Roanoke Region

regionmetropolitan areaVirginiaRoanokeAppalachian Mountains
4 min read

In 1882, when the Shenandoah Valley Railroad reached down from Hagerstown to link up with the Atlantic, Mississippi & Ohio at Big Lick, Virginia, the village it touched was home to fewer than five hundred people. The name came from salt marshes that had drawn deer and bison for centuries. Within two years, the railroad merger that followed had renamed the railroad the Norfolk & Western, the town had renamed itself Roanoke, and a city was being built around the locomotive shops. They called it the Magic City for a reason. Today the Roanoke Region stretches across four counties and two independent cities, more than 316,000 people in its core, nearly 475,000 if you draw the line wide enough to take in the New River Valley.

Gateway to the West

The story of the region as an American crossroads begins long before the railroads arrived. In the mid-1700s, Scotch-Irish and German settlers pushed down the Great Wagon Road from Pennsylvania through the Shenandoah Valley, while other migrants followed the James River from eastern Virginia. The two streams met here, in the broad geographic depression between the Blue Ridge and the Alleghenies that locals call the Roanoke Valley. Botetourt County was carved out of Augusta in 1770 and named for the popular colonial governor; at its founding its boundaries stretched west all the way to the Mississippi, technically containing most of what would become Kentucky, West Virginia, Ohio, Indiana, and Illinois. The town of Fincastle in Botetourt served as the gateway to the American West and was the starting point for Lewis and Clark's exploration of the Louisiana Purchase. The Fincastle Courthouse, modeled on designs Thomas Jefferson sent from Monticello, still stands — rebuilt in 1975 after a fire destroyed the 1847 structure.

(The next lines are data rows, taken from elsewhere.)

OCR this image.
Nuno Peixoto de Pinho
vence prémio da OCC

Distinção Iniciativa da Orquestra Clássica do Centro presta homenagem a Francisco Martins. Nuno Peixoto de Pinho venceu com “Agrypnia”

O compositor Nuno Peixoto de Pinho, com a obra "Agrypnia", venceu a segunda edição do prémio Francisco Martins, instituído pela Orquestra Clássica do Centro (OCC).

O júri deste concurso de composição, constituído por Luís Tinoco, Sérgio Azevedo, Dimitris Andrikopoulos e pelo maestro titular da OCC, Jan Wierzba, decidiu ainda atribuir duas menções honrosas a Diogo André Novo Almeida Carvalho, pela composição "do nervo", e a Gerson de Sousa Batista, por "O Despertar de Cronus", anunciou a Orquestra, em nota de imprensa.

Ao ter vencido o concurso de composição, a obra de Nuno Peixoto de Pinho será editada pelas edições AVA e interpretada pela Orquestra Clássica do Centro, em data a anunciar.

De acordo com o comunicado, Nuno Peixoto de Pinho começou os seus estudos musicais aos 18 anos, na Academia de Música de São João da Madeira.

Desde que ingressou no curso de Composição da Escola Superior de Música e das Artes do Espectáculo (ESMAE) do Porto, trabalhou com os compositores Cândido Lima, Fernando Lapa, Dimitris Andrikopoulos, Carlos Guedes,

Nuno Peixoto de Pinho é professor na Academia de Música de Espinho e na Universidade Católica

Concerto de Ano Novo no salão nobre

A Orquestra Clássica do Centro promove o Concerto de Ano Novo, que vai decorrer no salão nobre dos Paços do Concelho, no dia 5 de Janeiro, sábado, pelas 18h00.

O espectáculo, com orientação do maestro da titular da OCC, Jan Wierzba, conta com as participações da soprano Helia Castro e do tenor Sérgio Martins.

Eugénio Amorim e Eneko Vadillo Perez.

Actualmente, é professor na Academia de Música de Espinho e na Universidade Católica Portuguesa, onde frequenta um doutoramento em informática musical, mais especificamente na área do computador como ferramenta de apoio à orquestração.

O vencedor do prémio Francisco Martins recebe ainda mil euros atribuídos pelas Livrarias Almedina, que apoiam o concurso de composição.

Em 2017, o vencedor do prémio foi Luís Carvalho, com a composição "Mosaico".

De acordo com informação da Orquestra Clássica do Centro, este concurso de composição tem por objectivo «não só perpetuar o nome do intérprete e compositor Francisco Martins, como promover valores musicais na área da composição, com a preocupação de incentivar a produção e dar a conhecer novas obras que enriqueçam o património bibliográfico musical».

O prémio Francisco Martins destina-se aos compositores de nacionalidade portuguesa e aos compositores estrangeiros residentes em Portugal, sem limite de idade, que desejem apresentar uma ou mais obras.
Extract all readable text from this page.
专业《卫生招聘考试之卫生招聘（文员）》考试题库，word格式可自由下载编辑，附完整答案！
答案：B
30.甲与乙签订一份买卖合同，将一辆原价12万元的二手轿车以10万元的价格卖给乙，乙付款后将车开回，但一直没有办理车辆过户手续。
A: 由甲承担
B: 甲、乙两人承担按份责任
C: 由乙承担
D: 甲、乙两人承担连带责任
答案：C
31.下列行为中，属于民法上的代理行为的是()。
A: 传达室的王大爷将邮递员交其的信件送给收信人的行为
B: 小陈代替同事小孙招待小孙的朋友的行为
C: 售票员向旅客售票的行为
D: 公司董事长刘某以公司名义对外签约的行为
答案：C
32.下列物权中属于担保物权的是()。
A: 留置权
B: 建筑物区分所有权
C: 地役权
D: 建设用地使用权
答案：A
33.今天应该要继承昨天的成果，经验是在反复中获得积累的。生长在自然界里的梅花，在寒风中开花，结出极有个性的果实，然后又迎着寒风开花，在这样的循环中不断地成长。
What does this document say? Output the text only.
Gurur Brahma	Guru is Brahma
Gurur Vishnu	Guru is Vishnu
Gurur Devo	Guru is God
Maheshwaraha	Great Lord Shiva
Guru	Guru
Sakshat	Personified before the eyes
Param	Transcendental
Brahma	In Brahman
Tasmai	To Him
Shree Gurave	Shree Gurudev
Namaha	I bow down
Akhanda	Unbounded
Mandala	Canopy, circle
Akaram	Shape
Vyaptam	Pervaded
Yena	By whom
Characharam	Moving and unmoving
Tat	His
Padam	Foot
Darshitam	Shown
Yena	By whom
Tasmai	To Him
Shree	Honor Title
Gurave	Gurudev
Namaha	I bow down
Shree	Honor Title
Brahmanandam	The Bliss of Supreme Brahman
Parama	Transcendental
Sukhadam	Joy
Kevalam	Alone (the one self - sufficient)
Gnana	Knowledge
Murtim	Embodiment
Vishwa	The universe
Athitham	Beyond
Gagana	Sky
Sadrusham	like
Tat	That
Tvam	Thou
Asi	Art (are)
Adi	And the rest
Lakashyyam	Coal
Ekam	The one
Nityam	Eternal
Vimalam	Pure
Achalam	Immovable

A County Named for Franklin, A Boy Born Enslaved

Franklin County, carved from Bedford and Henry counties in 1785 and named for Benjamin Franklin, produced one of the most consequential lives in nineteenth-century America. Booker T. Washington was born on April 5, 1856, on the Burroughs Plantation about sixteen miles northeast of Rocky Mount. He lived his childhood as a child in slavery, in a one-room cabin, and after emancipation he taught himself to read and ultimately to lead. In 1881 he founded what would become the Tuskegee Institute in Alabama. His birthplace in Franklin County is preserved today as the Booker T. Washington National Monument — a small, plainspoken site that asks visitors to reckon with where extraordinary lives can begin.

Railroads, Steam, and the Magic City

The Virginia and Tennessee Railroad reached Big Lick in the 1850s, linking Lynchburg to Bristol and changing everything. After the Civil War, three smaller lines were stitched together into the Atlantic, Mississippi & Ohio, and the 1882 connection with the Shenandoah Valley Railroad transformed the merged company into the Norfolk & Western. Roanoke became a rail town in the deepest sense. Pocahontas bituminous coal from southwest Virginia rolled through here on its way to fuel half the world's navies. The Roanoke Shops built famous steam locomotives. The Virginian Railway came up the Roanoke River in the early 20th century and merged with N&W in 1959. Up in Alleghany County, the Chesapeake and Ohio established its depot in Clifton Forge — the only town in the United States with that name — and the town boomed into a rail hub that remains the region's only Amtrak stop.

Lake, Theater, and the Quiet Reinvention

In the 1960s, the hydroelectric Smith Mountain Dam impounded the Roanoke River to create Smith Mountain Lake, now the largest lake entirely within Virginia at 20,600 acres with more than 500 miles of shoreline. It became an economic engine for Franklin and Bedford Counties — luxury homes, condominiums, televised Bassmasters tournaments. The Taubman Museum of Art in downtown Roanoke, a sculptural work of modern architecture, has hosted Cirque du Soleil. The Mill Mountain Theatre puts on a season of plays. The region falls along the Crooked Road, Virginia's heritage music trail. Eleven colleges and universities — from Virginia Tech in Blacksburg to Roanoke College in Salem to Hollins University north of the city — anchor a knowledge economy that grew up alongside the railroads, Carilion Clinic, and the manufacturing plants that still build everything from Volvo trucks to Yokohama tires.

From the Air

The Roanoke Region centers near 37.25°N, 79.92°W, in the long Roanoke Valley between the Blue Ridge to the east and the Alleghenies to the west. The Mill Mountain Star above downtown Roanoke is one of the more recognizable landmarks in the region from the air. Primary airport: Roanoke-Blacksburg Regional (KROA). At cruise altitudes of 5,000-8,000 ft AGL the long valley stretches from Lynchburg in the east-northeast through Roanoke and Salem toward Blacksburg in the southwest.